The future of the Linux Terminal Server Project (Linux.com)
Posted Sep 26, 2006 0:43 UTC (Tue) by
wookey (subscriber, #5501)
In reply to:
The future of the Linux Terminal Server Project (Linux.com) by elicriffield
Parent article:
The future of the Linux Terminal Server Project (Linux.com)
I used LTSP on a project a couple of years ago, and even used it on a couple of client machine on the local net for a while, so I have a reasonable idea of how it works. The LTSP package installs (or did then) a complete root environment for the clients to mount as well as config files you could tweak from which the client-machine config files were generated dynamically at boot-time.
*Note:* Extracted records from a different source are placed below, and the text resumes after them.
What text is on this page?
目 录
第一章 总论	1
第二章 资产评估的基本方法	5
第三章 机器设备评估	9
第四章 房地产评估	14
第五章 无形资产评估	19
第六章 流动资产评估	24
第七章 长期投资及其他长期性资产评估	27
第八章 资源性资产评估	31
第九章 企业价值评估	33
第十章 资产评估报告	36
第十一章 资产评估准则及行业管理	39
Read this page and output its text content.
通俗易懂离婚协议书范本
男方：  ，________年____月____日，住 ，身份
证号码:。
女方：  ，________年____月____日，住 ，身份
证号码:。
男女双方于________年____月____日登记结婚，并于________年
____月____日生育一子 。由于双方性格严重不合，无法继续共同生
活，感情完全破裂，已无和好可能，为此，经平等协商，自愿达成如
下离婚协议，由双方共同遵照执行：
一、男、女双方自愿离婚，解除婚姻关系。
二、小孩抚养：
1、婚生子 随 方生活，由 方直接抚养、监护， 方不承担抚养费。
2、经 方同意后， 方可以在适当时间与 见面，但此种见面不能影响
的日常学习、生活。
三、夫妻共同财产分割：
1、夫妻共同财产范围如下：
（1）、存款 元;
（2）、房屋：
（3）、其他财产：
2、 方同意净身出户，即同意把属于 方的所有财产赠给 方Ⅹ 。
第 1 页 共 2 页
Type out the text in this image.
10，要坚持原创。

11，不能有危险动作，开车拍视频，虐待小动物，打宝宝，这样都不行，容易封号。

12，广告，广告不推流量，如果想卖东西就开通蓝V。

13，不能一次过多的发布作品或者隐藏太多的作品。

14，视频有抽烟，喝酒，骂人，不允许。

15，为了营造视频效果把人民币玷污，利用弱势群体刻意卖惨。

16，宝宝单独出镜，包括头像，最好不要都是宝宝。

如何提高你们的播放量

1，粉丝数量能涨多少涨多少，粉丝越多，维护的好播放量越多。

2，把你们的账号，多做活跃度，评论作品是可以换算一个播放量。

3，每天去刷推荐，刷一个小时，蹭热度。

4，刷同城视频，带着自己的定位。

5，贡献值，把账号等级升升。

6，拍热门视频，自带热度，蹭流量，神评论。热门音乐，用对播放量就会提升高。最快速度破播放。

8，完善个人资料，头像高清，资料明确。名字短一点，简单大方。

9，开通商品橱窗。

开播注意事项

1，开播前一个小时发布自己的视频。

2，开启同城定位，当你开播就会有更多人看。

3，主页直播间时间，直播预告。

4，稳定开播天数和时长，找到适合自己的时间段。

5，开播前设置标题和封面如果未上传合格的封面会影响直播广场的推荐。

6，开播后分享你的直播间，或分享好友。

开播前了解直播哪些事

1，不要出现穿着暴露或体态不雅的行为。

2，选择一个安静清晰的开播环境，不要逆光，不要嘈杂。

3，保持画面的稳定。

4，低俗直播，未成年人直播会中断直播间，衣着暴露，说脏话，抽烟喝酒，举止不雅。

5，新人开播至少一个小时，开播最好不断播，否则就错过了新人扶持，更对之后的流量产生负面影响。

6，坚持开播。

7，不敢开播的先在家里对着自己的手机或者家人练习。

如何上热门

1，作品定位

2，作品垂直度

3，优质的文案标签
That is rather more than just 'a config system for existing software'. It is, as people have said, sort-of a mini linux distro as well as a remote services config tool. And then there are the daemons to prove sound and other 'multimedia', printing, and USB accesss on the client machines, and etherboot ROM/floppy/HD/CD generation so if your machine is too old to PXE boot it can still network boot.
In many ways it is 'just' some config of existing tech, but the sum really is much greater than any of the individual parts - it is really quite powerful. I did have problems in practice with a slow network and the load it places on the server machine so it does have its limitations. It worked great for the entirely-volatile embedded system we did with it though.